Köşe Yazısı
Yazar: Hacı Su
İnsanı yaratan Yüce Allah , ona idrak etmek için akıl, görmek için göz, konuşmak için dil vermiş, onu sayılmayacak kadar nimetle donatarak ruhen ve bedenen bezeyip güzelleştirmiştir. Bu nimetlerin sonsuzluğunu İnsanlığa rehber olarak gönderilen Kur’an- ı Kerim şöyle beyan etmektedir. ‘’Gökleri ve yeri yaratan, gökten su indirip onunla size rızık olarak türlü türlü ürünler çıkaran Allah’tır; izni ile denizde yüzüp gitmeleri için gemileri emrinize veren, nehirleri sizin için faydalı olacak şekilde yaratan O’dur. Düzenli seyreden güneşi ve ayı sizin için yararlı kılan, gece ile gündüzü faydalanacağınız biçimde yaratan O’dur. O size istediğiniz her şeyi verdi. Allah’ın nimetlerini saymaya kalksanız başa çıkamazsınız. Şu bir gerçek ki insanoğlu çok zalim, çok nankördür! (İbrahim 32-34)
Allah insanı halife yaratan Allah (cc) inanı en güzel ve mükemmel biçim ve yapıda (ahseni– takvim ),yeryüzü varlıkları içinde gerek fizyolojik gerekse ruhsal ve zihinsel yetenekler bakımından en mükemmel ve en seçkin canlı olarak yaratmıştır. Bu gerçek ‘’Şüphesiz biz insanı en güzel biçimde yaratmışızdır’’.(Tin Süresi 4) ayeti ile beyan edilmiştir. En Güzel şekilde yaratılan insanın dünyadaki serüveni ve hayatın gayesi imtihandır. Can verilen her nefis ve insan bir şekilde imtihan edilecektir. Andolsun ki sizi biraz korku ve açlık; mallardan, canlardan ve ürünlerden biraz azaltma (fakirlik) ile deneriz. (Ey Peygamber!) Sabredenleri müjdele! O sabredenler, kendilerine bir belâ geldiği zaman: Biz Allah’ın kullarıyız ve biz O’na döneceğiz, derler. İşte Rablerinden bağışlamalar ve rahmet hep onlaradır. Ve doğru yolu bulanlar da onlardır.(Bakara Suresi 155-157) “Biz kullarımızı her zaman imtihan ederiz.” (Mü’minûn Sûresi, 30.) “İnsanlar, imtihandan geçirilmeden, sadece ‘İman ettik’ demeleriyle bırakıvereceklerini mi sandılar? Andolsun ki, biz onlardan öncekileri de imtihandan geçirmişizdir. Elbette Allah, doğruları ortaya çıkaracak, yalancıları da mutlaka ortaya koyacaktır.”(Ankebût Sûresi, 2-3.)

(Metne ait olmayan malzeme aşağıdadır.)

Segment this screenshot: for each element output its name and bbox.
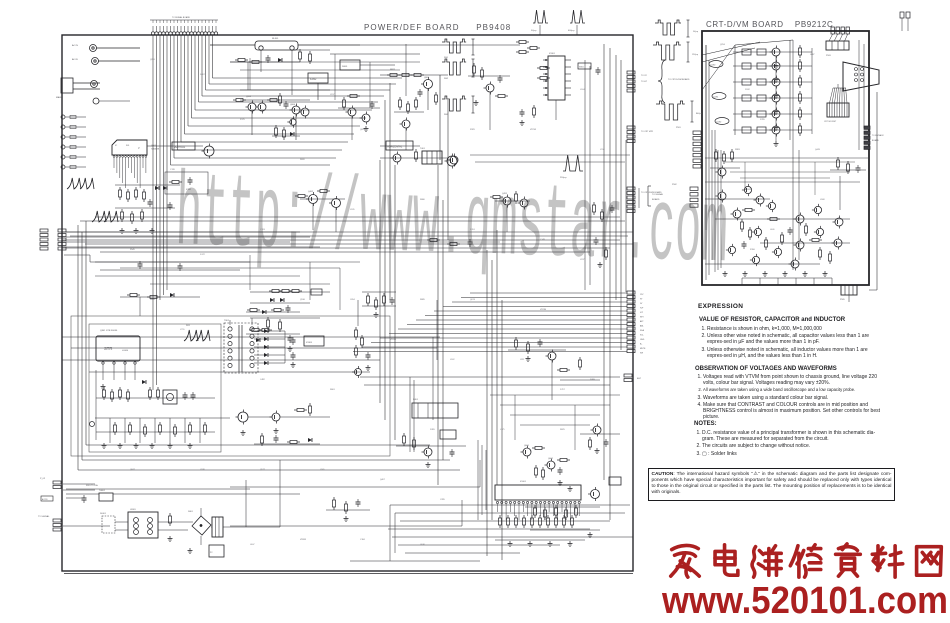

Hayatın bir imtihan olduğu herkesin bir şekilde imtihan edildiği, bazen açlık bazen korku bazen ölüm, can ,mal ve ürünlerle olacak bazen sıhhat afiyet ile bazen engel ve musibet , bazen varlık bazen yokluk ile olacağı bu imtihan sonucu ‘’Sabredenleri Müjdele ‘’ mükâfatı olduğudur. “Allah insanı yaratırken eşrefi mahlûkat olarak yaratmıştır. Bu sebeple fiziki olarak insanda bulunan engel her ne olursa olsun insanı eşrefi mahlûkat olmaktan veya üstün bir varlık olmasına engel teşkil etmeyecektir. İslam’da insanların tarağın dişleri gibi eşit olduğudur. Varlıkların en mükemmeli ve en üstünü olan insanın Allah katındaki değeri iman, ibadet, sâlih amel, takva ve güzel ahlâk nispetindedir. Çünkü Allah insanları bu açıdan değerlendirmekte, onların fizik yapılarına, renklerine, ırklarına, cinsiyetlerine, sağlam veya engelli oluşlarına bakmamaktadır. Varlıkların en mükemmeli ve en üstünü olan insanın Allah katındaki değeri iman, ibadet, sâlih amel, takva ve güzel ahlâk nispetindedir. Çünkü Allah insanları bu açıdan değerlendirmekte, onların fizik yapılarına, renklerine, ırklarına, cinsiyetlerine, sağlam veya engelli oluşlarına bakmamaktadır. “Allah katında en üstün olanınız en muttakî olanınızdır” (Hucûrât, 49/12) ayeti bu gerçeği ifade etmektedir.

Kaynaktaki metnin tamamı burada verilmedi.